Hash Left Join  (cost=50982.39..15870462.06 rows=44750 width=139)
 Hash Cond: (my_table.joined_table_2_id = joined_table_2.id)
 ->  Hash Right Join  (cost=50981.33..15858658.19 rows=44750 width=246)
       Hash Cond: (joined_table_1.my_table_id = my_table.id)
       ->  Seq Scan on joined_table_a joined_table_1  (cost=0.00..14184914.72 rows=618195072 width=53)
       ->  Hash  (cost=50895.95..50895.95 rows=6830 width=201)
             ->  Index Scan using my_table_joined_table_2_id_big_where_id_key on my_table  (cost=0.57..50895.95 rows=6830 width=201)
                   Index Cond: ((joined_table_2_id = 1) AND (big_where_id = ANY ('{1,2,3,...}'::bigint[])))
 ->  Hash  (cost=1.05..1.05 rows=1 width=14)
       ->  Seq Scan on joined_table_b joined_table_2  (cost=0.00..1.05 rows=1 width=14)
             Filter: (id = 1)

我嘗試使用這樣的臨時表:

CREATE TEMPORARY TABLE temp_table (id INTEGER PRIMARY KEY);
INSERT INTO temp_table (id) SELECT generate_series(1, 7836);
SELECT
 my_table.id AS my_table_id,
 my_table.joined_table_2_id AS my_table_joined_table_2_id,
 my_table.big_where_id AS my_table_big_where_id,
 ST_AsGeoJSON(my_table.geog) AS unrelated_geog,
 joined_table_1.id AS joined_table_1_id,
FROM
 my_table
LEFT OUTER JOIN
 joined_table_a AS joined_table_1 ON my_table.id = joined_table_1.my_table_id
LEFT OUTER JOIN
 joined_table_b AS joined_table_2 ON joined_table_2.id = my_table.joined_table_2_id
JOIN
 temp_table ON my_table.big_where_id = temp_table.id
WHERE
 my_table.joined_table_2_id = 1;

…但如前所述,它比以前慢了一點。這是查詢計劃(EXPLAIN在 上使用SELECT):

Hash Left Join  (cost=126858.69..28741416.19 rows=138238 width=139)
 Hash Cond: (my_table.joined_table_2_id = joined_table_2.id)
 ->  Hash Right Join  (cost=126857.60..28706108.24 rows=138238 width=246)
       Hash Cond: (joined_table_1.my_table_id = my_table.id)
       ->  Seq Scan on joined_table_a joined_table_1  (cost=0.00..14184914.72 rows=618195072 width=53)
       ->  Hash  (cost=125995.86..125995.86 rows=21099 width=201)
             ->  Nested Loop  (cost=0.57..125995.86 rows=21099 width=201)
                   ->  Seq Scan on temp_table  (cost=0.00..159.75 rows=11475 width=4)
                   ->  Index Scan using ix_my_table_big_where_id on my_table  (cost=0.57..10.95 rows=2 width=201)
                         Index Cond: (big_where_id = temp_table.id)
 ->  Hash  (cost=1.04..1.04 rows=4 width=14)
       ->  Seq Scan on joined_table_b joined_table_2  (cost=0.00..1.04 rows=4 width=14)

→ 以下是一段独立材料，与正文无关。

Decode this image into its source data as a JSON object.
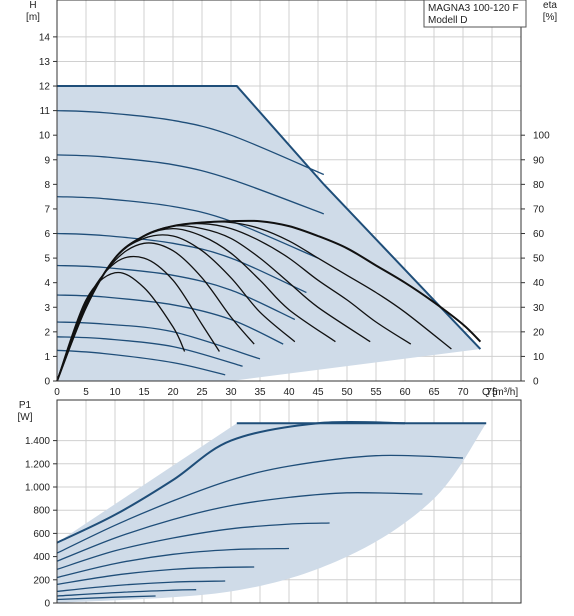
{
  "legend_box": {
    "line1": "MAGNA3 100-120 F",
    "line2": "Modell D"
  },
  "colors": {
    "grid": "#d0d0d0",
    "area_fill": "#cfdbe8",
    "curve": "#1f4e79",
    "eta": "#111111",
    "axis": "#333333"
  },
  "chart_data": [
    {
      "type": "line",
      "panel": "head",
      "ylabel_top": "H",
      "ylabel_unit": "[m]",
      "y2label_top": "eta",
      "y2label_unit": "[%]",
      "xlabel": "Q [m³/h]",
      "xlim": [
        0,
        80
      ],
      "ylim": [
        0,
        15.5
      ],
      "x_ticks": [
        0,
        5,
        10,
        15,
        20,
        25,
        30,
        35,
        40,
        45,
        50,
        55,
        60,
        65,
        70,
        75
      ],
      "y_ticks": [
        0,
        1,
        2,
        3,
        4,
        5,
        6,
        7,
        8,
        9,
        10,
        11,
        12,
        13,
        14
      ],
      "y2_ticks": [
        0,
        10,
        20,
        30,
        40,
        50,
        60,
        70,
        80,
        90,
        100
      ],
      "grid": true,
      "operating_area": {
        "x": [
          0,
          31,
          46,
          73,
          30,
          0
        ],
        "y": [
          12,
          12,
          8,
          1.3,
          0,
          0
        ]
      },
      "series": [
        {
          "x": [
            0,
            8,
            20,
            29
          ],
          "y": [
            1.25,
            1.12,
            0.75,
            0.25
          ]
        },
        {
          "x": [
            0,
            8,
            20,
            32
          ],
          "y": [
            1.8,
            1.72,
            1.4,
            0.6
          ]
        },
        {
          "x": [
            0,
            8,
            20,
            35
          ],
          "y": [
            2.4,
            2.32,
            2.0,
            0.9
          ]
        },
        {
          "x": [
            0,
            8,
            20,
            30,
            39
          ],
          "y": [
            3.5,
            3.42,
            3.1,
            2.5,
            1.5
          ]
        },
        {
          "x": [
            0,
            8,
            20,
            30,
            41
          ],
          "y": [
            4.7,
            4.62,
            4.3,
            3.7,
            2.5
          ]
        },
        {
          "x": [
            0,
            8,
            20,
            30,
            43
          ],
          "y": [
            6.0,
            5.92,
            5.6,
            5.0,
            3.6
          ]
        },
        {
          "x": [
            0,
            8,
            20,
            30,
            45
          ],
          "y": [
            7.5,
            7.42,
            7.1,
            6.5,
            5.0
          ]
        },
        {
          "x": [
            0,
            8,
            20,
            30,
            46
          ],
          "y": [
            9.2,
            9.12,
            8.8,
            8.2,
            6.8
          ]
        },
        {
          "x": [
            0,
            8,
            20,
            30,
            46
          ],
          "y": [
            11.0,
            10.92,
            10.6,
            10.0,
            8.4
          ]
        }
      ],
      "eta_curves": [
        {
          "x": [
            0,
            5,
            10,
            15,
            20,
            22
          ],
          "y": [
            0,
            3.3,
            4.4,
            3.8,
            2.2,
            1.2
          ]
        },
        {
          "x": [
            0,
            5,
            10,
            15,
            20,
            25,
            28
          ],
          "y": [
            0,
            3.2,
            4.8,
            5.0,
            4.1,
            2.3,
            1.2
          ]
        },
        {
          "x": [
            0,
            5,
            10,
            15,
            20,
            25,
            30,
            34
          ],
          "y": [
            0,
            3.1,
            4.9,
            5.6,
            5.3,
            4.2,
            2.6,
            1.5
          ]
        },
        {
          "x": [
            0,
            5,
            10,
            15,
            20,
            25,
            30,
            35,
            41
          ],
          "y": [
            0,
            3.0,
            5.0,
            5.8,
            5.9,
            5.3,
            4.2,
            2.8,
            1.6
          ]
        },
        {
          "x": [
            0,
            5,
            10,
            15,
            20,
            25,
            30,
            35,
            40,
            48
          ],
          "y": [
            0,
            3.0,
            5.0,
            5.9,
            6.2,
            5.9,
            5.2,
            4.1,
            2.9,
            1.6
          ]
        },
        {
          "x": [
            0,
            5,
            10,
            15,
            20,
            25,
            30,
            35,
            40,
            45,
            54
          ],
          "y": [
            0,
            3.0,
            5.0,
            5.9,
            6.3,
            6.2,
            5.8,
            5.0,
            4.0,
            3.0,
            1.6
          ]
        },
        {
          "x": [
            0,
            5,
            10,
            15,
            20,
            25,
            30,
            35,
            40,
            45,
            50,
            55,
            61
          ],
          "y": [
            0,
            3.0,
            5.0,
            5.9,
            6.3,
            6.4,
            6.2,
            5.7,
            5.0,
            4.1,
            3.3,
            2.4,
            1.5
          ]
        },
        {
          "x": [
            0,
            5,
            10,
            15,
            20,
            25,
            30,
            35,
            40,
            45,
            50,
            55,
            60,
            68
          ],
          "y": [
            0,
            3.0,
            5.0,
            5.9,
            6.3,
            6.45,
            6.45,
            6.2,
            5.7,
            5.0,
            4.3,
            3.6,
            2.8,
            1.3
          ]
        },
        {
          "x": [
            0,
            5,
            10,
            15,
            20,
            25,
            30,
            35,
            40,
            45,
            50,
            55,
            60,
            65,
            70,
            73
          ],
          "y": [
            0,
            3.0,
            5.0,
            5.9,
            6.3,
            6.45,
            6.5,
            6.5,
            6.3,
            5.9,
            5.4,
            4.7,
            4.0,
            3.2,
            2.3,
            1.6
          ]
        }
      ]
    },
    {
      "type": "line",
      "panel": "power",
      "ylabel_top": "P1",
      "ylabel_unit": "[W]",
      "xlim": [
        0,
        80
      ],
      "ylim": [
        0,
        1750
      ],
      "y_ticks": [
        0,
        200,
        400,
        600,
        800,
        1000,
        1200,
        1400
      ],
      "y_tick_labels": [
        "0",
        "200",
        "400",
        "600",
        "800",
        "1.000",
        "1.200",
        "1.400"
      ],
      "grid": true,
      "operating_area": {
        "x": [
          0,
          31,
          74,
          65,
          50,
          30,
          0
        ],
        "y": [
          520,
          1550,
          1550,
          900,
          400,
          100,
          0
        ]
      },
      "series": [
        {
          "x": [
            0,
            10,
            20,
            30,
            45,
            60
          ],
          "y": [
            520,
            760,
            1060,
            1400,
            1550,
            1550
          ]
        },
        {
          "x": [
            0,
            10,
            20,
            30,
            40,
            55,
            70
          ],
          "y": [
            430,
            670,
            880,
            1060,
            1180,
            1270,
            1250
          ]
        },
        {
          "x": [
            0,
            10,
            20,
            30,
            40,
            50,
            63
          ],
          "y": [
            360,
            560,
            720,
            840,
            910,
            950,
            940
          ]
        },
        {
          "x": [
            0,
            10,
            20,
            30,
            40,
            47
          ],
          "y": [
            290,
            450,
            560,
            640,
            680,
            690
          ]
        },
        {
          "x": [
            0,
            10,
            20,
            30,
            40
          ],
          "y": [
            220,
            340,
            420,
            460,
            470
          ]
        },
        {
          "x": [
            0,
            10,
            20,
            27,
            34
          ],
          "y": [
            160,
            240,
            290,
            305,
            310
          ]
        },
        {
          "x": [
            0,
            10,
            20,
            29
          ],
          "y": [
            100,
            150,
            180,
            190
          ]
        },
        {
          "x": [
            0,
            10,
            20,
            24
          ],
          "y": [
            60,
            90,
            110,
            115
          ]
        },
        {
          "x": [
            0,
            10,
            17
          ],
          "y": [
            30,
            50,
            60
          ]
        }
      ]
    }
  ]
}
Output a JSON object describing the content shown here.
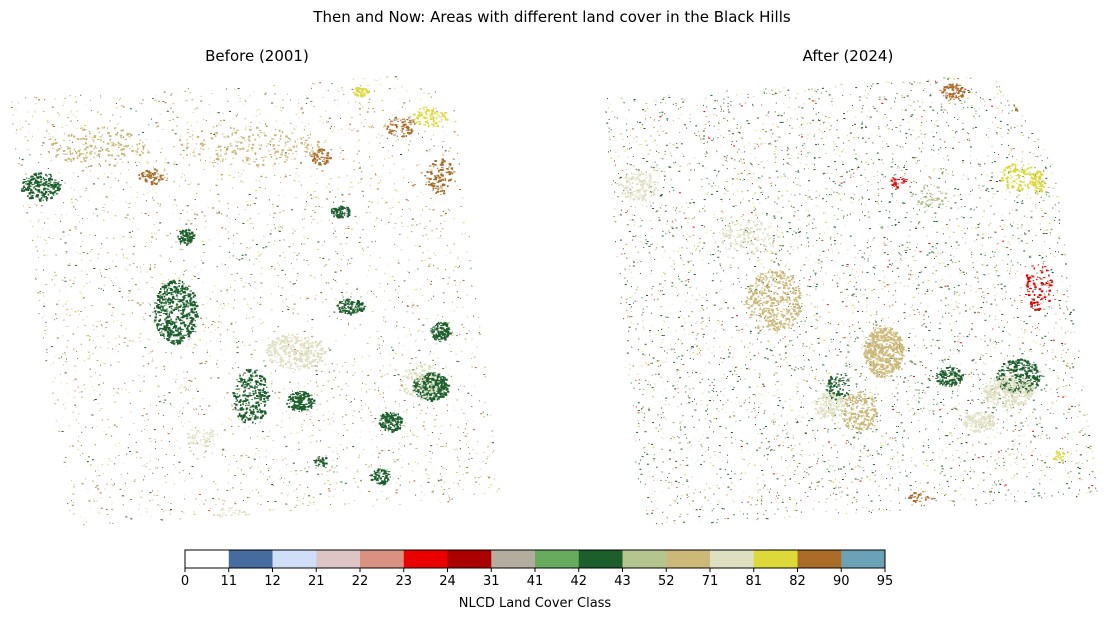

也許臨時表上的常客JOIN是不對的?不過,我也沒有運氣嘗試其他聯接。

這看起來像是一個不公平測量的案例。您可能一遍又一遍地執行相同的查詢,只是每次都將另一個元素添加到 IN 列表中。但這意味著“快速”計劃所需的幾乎所有數據都被頻繁使用並且已經被記憶體。如果您在每次執行時更改針對joined_table_2_id 測試的參數(而不是一直使用'1’),或者為每次執行以不同的方式為IN 列表選擇大約7000 個隨機值,而不是僅使用系列1..7NNN,那麼速度會很快計劃還快嗎?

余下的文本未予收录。